A press release from the Yes on Colorado End-of-Life Options Campaign (Proposition 106) announces their first TV spot:
The Yes on Colorado End-of-Life Options campaign today will start airing its first television ad to help educate Colorado voters about Proposition 106. The measure will allow terminally ill, mentally capable adults who are Colorado residents access to medication that would allow them to shorten the dying process if suffering becomes unbearable.
Introducing the ad, Dan Diaz said, “As you may know, Brittany and I went to the extraordinary lengths of leaving our home in California and moved to Oregon in order for Brittany to have the option of a gentle passing afforded by medical aid in dying. We were fortunate to have the resources to relocate in order to ensure Brittany could make that personal decision. But many do not have the ability, financially or personally, to move to another state – nor should they have to do so. Coloradans deserve better.”
“We are so grateful to Dan Diaz and his willingness to share Brittany’s story with Colorado voters,” said Julie Selsberg, co-petitioner of the measure. “In Colorado we know that personal, intimate health care decisions are ours and ours alone – and that government should not dictate our choices or force us to leave our homes to go to a state where medical aid in dying is an option.”
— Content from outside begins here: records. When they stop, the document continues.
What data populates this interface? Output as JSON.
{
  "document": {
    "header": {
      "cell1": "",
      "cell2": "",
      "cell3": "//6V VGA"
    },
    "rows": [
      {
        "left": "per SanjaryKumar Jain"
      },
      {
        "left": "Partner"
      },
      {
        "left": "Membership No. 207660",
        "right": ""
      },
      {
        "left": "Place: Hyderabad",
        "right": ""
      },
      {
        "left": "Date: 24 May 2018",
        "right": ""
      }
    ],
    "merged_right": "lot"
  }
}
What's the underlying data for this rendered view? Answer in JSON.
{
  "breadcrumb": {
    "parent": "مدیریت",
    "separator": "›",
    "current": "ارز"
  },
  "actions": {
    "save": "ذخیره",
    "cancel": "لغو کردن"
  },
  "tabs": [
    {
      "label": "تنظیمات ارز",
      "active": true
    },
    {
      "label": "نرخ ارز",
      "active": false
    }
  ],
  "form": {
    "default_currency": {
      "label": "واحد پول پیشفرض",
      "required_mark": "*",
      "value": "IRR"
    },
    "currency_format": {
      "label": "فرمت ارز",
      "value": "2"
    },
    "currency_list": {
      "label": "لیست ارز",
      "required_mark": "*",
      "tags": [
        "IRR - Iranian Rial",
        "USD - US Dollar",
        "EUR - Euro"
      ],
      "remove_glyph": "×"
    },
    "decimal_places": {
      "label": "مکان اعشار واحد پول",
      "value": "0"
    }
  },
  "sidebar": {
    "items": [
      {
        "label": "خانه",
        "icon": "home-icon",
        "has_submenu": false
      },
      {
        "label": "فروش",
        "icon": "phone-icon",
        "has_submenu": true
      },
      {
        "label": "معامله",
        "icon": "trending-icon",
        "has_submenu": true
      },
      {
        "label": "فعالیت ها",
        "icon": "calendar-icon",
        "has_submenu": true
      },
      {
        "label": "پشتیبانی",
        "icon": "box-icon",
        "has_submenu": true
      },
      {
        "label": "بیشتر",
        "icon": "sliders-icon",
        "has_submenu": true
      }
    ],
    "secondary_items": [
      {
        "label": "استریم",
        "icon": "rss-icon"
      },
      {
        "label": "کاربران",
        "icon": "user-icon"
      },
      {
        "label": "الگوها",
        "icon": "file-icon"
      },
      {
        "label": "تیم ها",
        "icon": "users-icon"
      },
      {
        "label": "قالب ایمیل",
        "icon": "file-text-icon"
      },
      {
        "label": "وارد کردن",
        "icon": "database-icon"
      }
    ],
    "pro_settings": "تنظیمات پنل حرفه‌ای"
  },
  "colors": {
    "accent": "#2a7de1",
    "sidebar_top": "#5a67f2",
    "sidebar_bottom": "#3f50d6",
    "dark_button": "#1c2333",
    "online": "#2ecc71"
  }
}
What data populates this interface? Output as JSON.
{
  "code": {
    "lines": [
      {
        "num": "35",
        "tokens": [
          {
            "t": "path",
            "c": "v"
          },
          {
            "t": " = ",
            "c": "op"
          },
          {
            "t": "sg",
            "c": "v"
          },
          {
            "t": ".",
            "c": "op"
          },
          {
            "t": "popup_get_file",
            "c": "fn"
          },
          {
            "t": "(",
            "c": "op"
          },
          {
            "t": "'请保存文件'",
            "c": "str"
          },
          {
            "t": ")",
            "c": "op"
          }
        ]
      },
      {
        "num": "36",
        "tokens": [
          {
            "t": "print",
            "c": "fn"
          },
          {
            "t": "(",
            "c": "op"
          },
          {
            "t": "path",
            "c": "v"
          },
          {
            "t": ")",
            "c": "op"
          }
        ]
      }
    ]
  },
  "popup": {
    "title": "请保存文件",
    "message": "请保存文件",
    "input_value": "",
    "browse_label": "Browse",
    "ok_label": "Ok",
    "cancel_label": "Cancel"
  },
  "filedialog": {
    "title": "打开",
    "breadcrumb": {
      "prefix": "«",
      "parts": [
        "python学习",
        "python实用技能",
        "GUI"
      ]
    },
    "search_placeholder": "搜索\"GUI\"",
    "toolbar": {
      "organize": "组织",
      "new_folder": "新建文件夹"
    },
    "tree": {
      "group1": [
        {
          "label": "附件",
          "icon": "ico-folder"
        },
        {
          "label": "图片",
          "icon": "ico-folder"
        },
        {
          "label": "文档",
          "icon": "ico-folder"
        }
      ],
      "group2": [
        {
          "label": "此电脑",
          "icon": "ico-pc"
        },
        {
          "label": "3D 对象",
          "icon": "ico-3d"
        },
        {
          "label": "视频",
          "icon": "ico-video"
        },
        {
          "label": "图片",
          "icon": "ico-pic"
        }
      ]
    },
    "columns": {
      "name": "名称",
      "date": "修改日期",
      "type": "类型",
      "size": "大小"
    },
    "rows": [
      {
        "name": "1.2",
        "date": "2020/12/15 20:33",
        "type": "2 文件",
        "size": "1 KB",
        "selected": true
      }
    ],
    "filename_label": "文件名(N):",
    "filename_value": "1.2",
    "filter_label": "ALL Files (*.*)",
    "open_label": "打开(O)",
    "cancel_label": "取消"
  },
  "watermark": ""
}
Selsberg was at her father’s side as he slowly died from Lou Gehrig’s disease (ALS) and helped him write an open letter to Colorado lawmakers asking them to authorize medical aid in dying.
Colorado would become the 6th state to authorize medical aid in dying. Research shows that an overwhelming majority of Coloradans believes there should be aid in dying for those who want it. The Colorado Medical Society recently dropped its opposition to the law.
At this point, Proposition 106 appears to have the strongest support of any of the statewide ballot measures up for a vote this year–polling at 70% in a recent Colorado Mesa University survey. What we’ve heard about the campaign for this measure in other states is that the religious opponents of medical aid in dying–think the Catholic Church and others we usually hear from in the abortion debate–tend to “ambush” the debate very late in the election season with emotionally-charged and even openly religious counterarguments.
Whether that works in an avowedly secular place like Colorado as opposed to, say, heavily Catholic Massachusetts, where a similar measure narrowly failed in 2012, is a question to be answered by our voters in November. But for today, proponents have the advantage, and this ad will help them.